One thing that makes Corpus Christi a great place for liquefying gas and exporting LNG is its proximity to several major gas pipelines. In fact, a single 23-mile, 48-inch diameter pipeline Cheniere is building to serve the plant’s first three liquefaction trains will connect with seven regional pipelines with a total capacity of 4.4 Bcf/d (Figure 4).

FIGURE 4

Corpus Christi Terminal Gas Procurement

Source: Cheniere Energy

The 48-inch Corpus Christi pipeline (CCPL) will have the capacity to move up to 2.25 Bcf/d, and a parallel 42-inch-diameter, 1.5 Bcf/d pipeline is planned to supply the fourth and fifth trains. The CCPL will tie the facility into:

  • Kinder Morgan’s Natural Gas pipeline (shown in purple in Figure 4), which will be able to deliver gas from the Marcellus and Utica through the increasingly bidirectional Rockies Express system, the Permian Basin, Granite Wash, Barnett Shale, Woodford Shale and Haynesville Shale;
  • Kinder Morgan’s Tennessee pipeline (green in Figure 4), parts of which extend to the Marcellus and into the Gulf of Mexico;
  • Kinder Morgan’s KM Tejas pipeline (pink), which moves gas produced in the Eagle Ford and the Gulf;
  • Energy Transfer Partners’ Houston Pipeline System (blue), which gathers and transports gas produced in several parts of Texas and ties in with the company’s 52 Bcf Bammel gas storage facility near the Houston Ship Channel, as well as Energy Transfer Partners’ Oasis pipeline (red), which connects the Waha and Katy gas hubs;
  • Enterprise Products Partners’ Texas pipeline;
  • Williams’ Transcontinental (Transco) pipeline; and
  • Southcross Energy’s South Texas system.

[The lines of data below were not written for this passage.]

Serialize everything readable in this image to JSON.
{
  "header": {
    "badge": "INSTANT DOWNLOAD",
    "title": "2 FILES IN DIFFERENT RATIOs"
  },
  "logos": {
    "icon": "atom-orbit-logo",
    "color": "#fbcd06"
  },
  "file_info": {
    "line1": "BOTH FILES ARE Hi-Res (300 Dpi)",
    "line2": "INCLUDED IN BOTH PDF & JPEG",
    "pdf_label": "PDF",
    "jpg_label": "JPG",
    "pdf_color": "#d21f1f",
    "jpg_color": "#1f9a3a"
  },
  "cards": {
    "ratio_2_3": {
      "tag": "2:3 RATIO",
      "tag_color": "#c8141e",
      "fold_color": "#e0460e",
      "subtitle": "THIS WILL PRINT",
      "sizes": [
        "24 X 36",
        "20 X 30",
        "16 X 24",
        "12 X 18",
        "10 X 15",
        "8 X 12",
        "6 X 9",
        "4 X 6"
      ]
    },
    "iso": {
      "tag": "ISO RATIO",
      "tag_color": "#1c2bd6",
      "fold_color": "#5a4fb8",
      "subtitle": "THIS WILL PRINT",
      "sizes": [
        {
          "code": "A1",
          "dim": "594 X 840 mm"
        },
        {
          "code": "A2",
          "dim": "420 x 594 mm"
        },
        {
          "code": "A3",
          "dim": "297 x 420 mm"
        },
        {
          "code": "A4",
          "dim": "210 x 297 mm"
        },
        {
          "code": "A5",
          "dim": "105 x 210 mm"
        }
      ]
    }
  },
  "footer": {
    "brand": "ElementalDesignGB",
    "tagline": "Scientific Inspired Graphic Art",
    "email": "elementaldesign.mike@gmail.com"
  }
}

As of July, Cheniere had lined up 550 MMcf/d of long-term pipeline capacity to service the CCPL: 300 MMcf/d on the Tennessee Gas line and 250 MMcf/d on KM Tejas. That 550 MMcf/d accounts for much of what Cheniere will need to supply the first train (the terminal’s total need is represented by the orange line). The company has an option for another 250 MMcf/d of capacity on KM Tejas to meet the first train’s remaining needs, and is in discussions with the owners of two other pipelines for a total of 785 MMcf/d of capacity to supply the second and third trains.

The financial requirements for getting projects built appear to be easing, or at least becoming more flexible, which could be good news for the possible development of additional U.S. LNG export facilities. For Sabine Pass, Cheniere satisfied lenders with a plan to line up 20-year sales and purchase agreements (SPAs) totaling 21.25 MTPA (79 percent of the 27 MTPA total capacity). It already has signed SPAs totaling 19.8 MTPA. The 21 percent of capacity (5.75 MTPA) will be tied to shorter-term deals and spot market sales.

The Corpus Christi project is satisfying lenders by lining up 20-year SPAs for only 10.5 MTPA (47 percent of 22.5 MTPA total capacity). SPAs totaling 8.4 MTPA have been signed to date. The remaining 53 percent (12 MTPA) of capacity will target shorter-term and spot market deals.

Interestingly, of the seven entities that have entered 20-year SPAs for capacity at Corpus Christi at fixed liquefaction fees of $3.50 an MMBtu (LNG costs indexed at 115 percent of Henry Hub), five are European-based utilities/traders (Endesa, Iberdrola, Gas Natural Fenosa, Électricité de France, and EDP/Energia de Portugal). The others are Australia’s Woodside Energy Trading and Indonesia’s PT Pertamina. This illustrates that U.S. LNG exports can and will be sold into the worldwide market, and not just into Asia, which at one point was viewed as the primary destination for U.S.-sourced LNG shipments.

E. Russell

E. Russell “Rusty” Braziel is president and chief executive officer of RBN Energy LLC in Houston, an energy consultancy providing analysis and advisory services. He spent 20 years with Texaco (now Chevron), serving as vice president of natural gas marketing and trading, and manager of natural gas liquids supply. Subsequently, Braziel was vice president of business development for The Williams Companies, President of Altra Energy Technologies, and co-owner of Bentek Energy. He holds a B.B.A. and an M.B.A. in business and finance from Stephen F. Austin University.